The Journey of Containerization at Ximalaya: Practices, Principles, and Lessons Learned
This article recounts Ximalaya's multi‑year containerization effort, detailing the evolution from early Docker templates and Marathon to Kubernetes, the development of internal tools like barge and k8s‑sync, health‑check strategies, deployment patterns, and the practical lessons gained from integrating containers with existing middleware.
Ximalaya's containerization journey began in late 2016 with a Docker‑based project template on a Jenkins machine, allowing developers to clone the template, modify source, CPU, memory, and trigger a shell script.
The initial process involved Maven building WAR/JAR, assembling a Dockerfile, building the image, pushing to a registry, and deploying via Marathon. This low‑level version served as the foundation for later evolution.
Key principles were established: developers should not need to write Dockerfiles or understand containers; test environments allow direct container access with IP connectivity across machines; Kubernetes clusters (Test, UAT, Product) are separated with environment‑specific and independent configurations; and failed startups retain their state for debugging.

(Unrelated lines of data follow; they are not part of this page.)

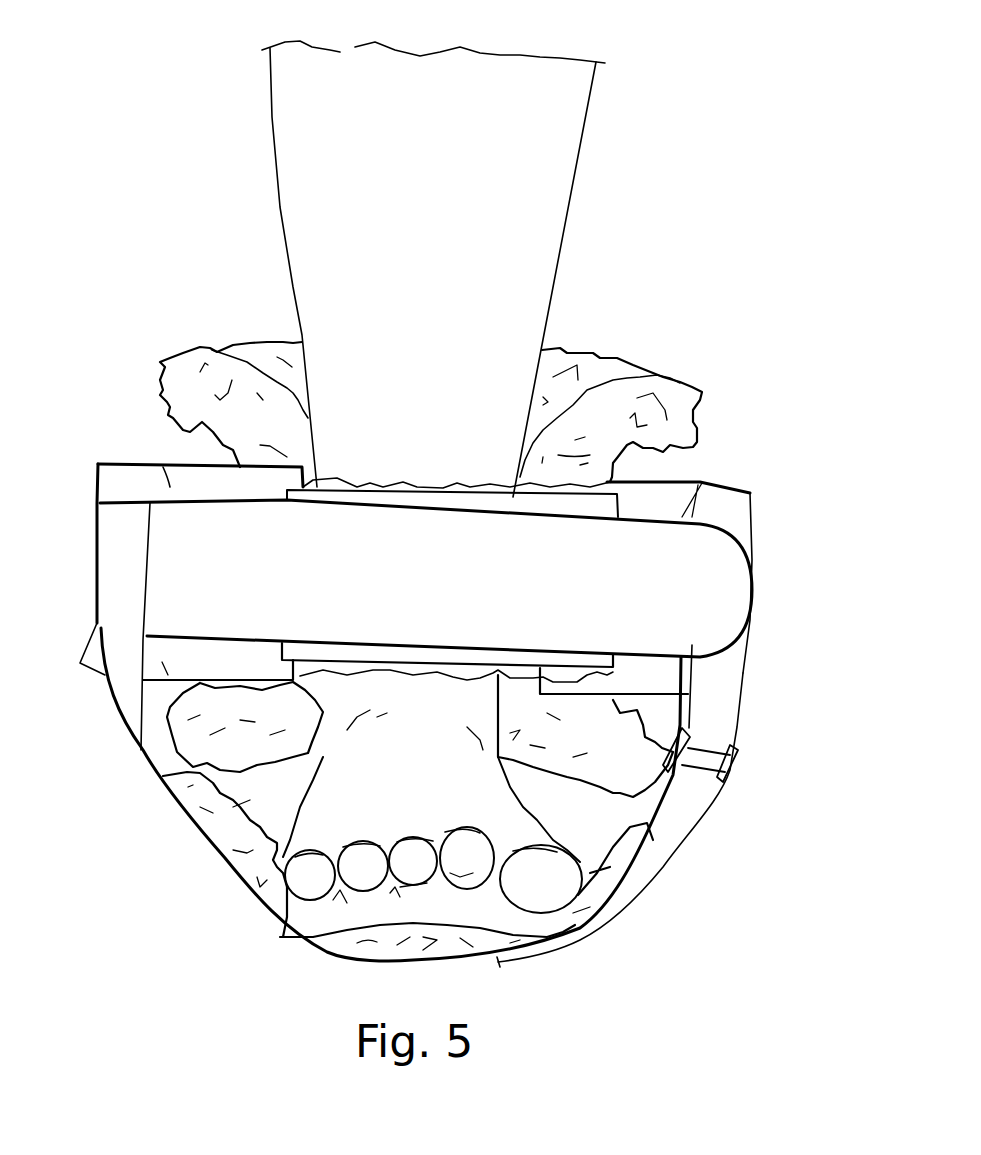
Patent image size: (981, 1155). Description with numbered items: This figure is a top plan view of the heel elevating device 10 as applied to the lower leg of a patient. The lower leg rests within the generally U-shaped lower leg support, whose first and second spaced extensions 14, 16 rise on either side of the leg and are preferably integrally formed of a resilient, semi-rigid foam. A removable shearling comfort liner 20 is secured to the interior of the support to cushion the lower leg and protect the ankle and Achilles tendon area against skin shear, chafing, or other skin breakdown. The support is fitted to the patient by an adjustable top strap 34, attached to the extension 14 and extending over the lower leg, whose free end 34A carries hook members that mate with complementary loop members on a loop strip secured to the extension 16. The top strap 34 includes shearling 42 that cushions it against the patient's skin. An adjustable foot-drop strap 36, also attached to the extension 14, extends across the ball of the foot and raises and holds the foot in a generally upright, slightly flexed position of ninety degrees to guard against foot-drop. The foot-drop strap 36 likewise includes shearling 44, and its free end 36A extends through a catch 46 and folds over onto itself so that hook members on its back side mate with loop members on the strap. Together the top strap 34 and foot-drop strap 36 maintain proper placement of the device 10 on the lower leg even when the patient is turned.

The heel elevating device 10 is at (647, 290).
The first extension 14 is at (167, 663).
The second extension 16 is at (650, 672).
The comfort liner 20 is at (677, 400).
The top strap 34 is at (640, 548).
The free end of the top strap 34A is at (727, 590).
The foot-drop strap 36 is at (120, 716).
The free end of the foot-drop strap 36A is at (513, 967).
The shearling 42 is at (397, 487).
The shearling 44 is at (233, 835).
The catch 46 is at (727, 763).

Migration from Marathon to Kubernetes was accompanied by an internal Docker release system that abstracted differences, and the creation of the barge command‑line tool. Developers add a barge.yaml file to define project name and settings, then run barge deploy to publish or barge exec -m $projectName to enter the container for debugging. The tool leverages Google Jib to build images directly from code, eliminating the need for Docker on developer machines.
The naming convention stems from the Harbor image registry (harbor = harbor, barge = barge) and reflects the metaphor of ships delivering containers.
To reconcile the “one process per container” ideal with early adoption constraints, Ximalaya used runit as an entrypoint to manage multiple processes such as SSH and a custom nile process that registers service IPs in ZooKeeper, enabling Nginx upstream updates.
Health‑check strategies evolved: each web service exposed a /healthcheck endpoint for readiness; RPC services later required port checks. After several iterations, readiness probes were simplified back to HTTP checks, while liveness probes were eventually omitted in favor of readiness‑only monitoring.
Deployment practices shifted to using two Deployments per project (old and new) to support gradual rollouts, with the plan to replace this pattern with Alibaba's OpenKruise Cloneset CRD. The internal release platform hides Kubernetes details from developers and provides APIs for publishing, rollback, and scaling.
The k8s‑sync component watches pod state changes, invokes upstream/downstream registration APIs, synchronizes pod information to MySQL, and is monitored via Prometheus alerts. It also ensures zero‑downtime upgrades by leveraging pod preStop hooks and optional traffic‑draining checks.
Reflecting on five years of practice, the team emphasizes the heavy effort required to integrate containers with existing middleware, the importance of developer‑friendly tooling (e.g., barge, container cloud platform, wrench diagnostics), and the cultural shift needed for successful container adoption.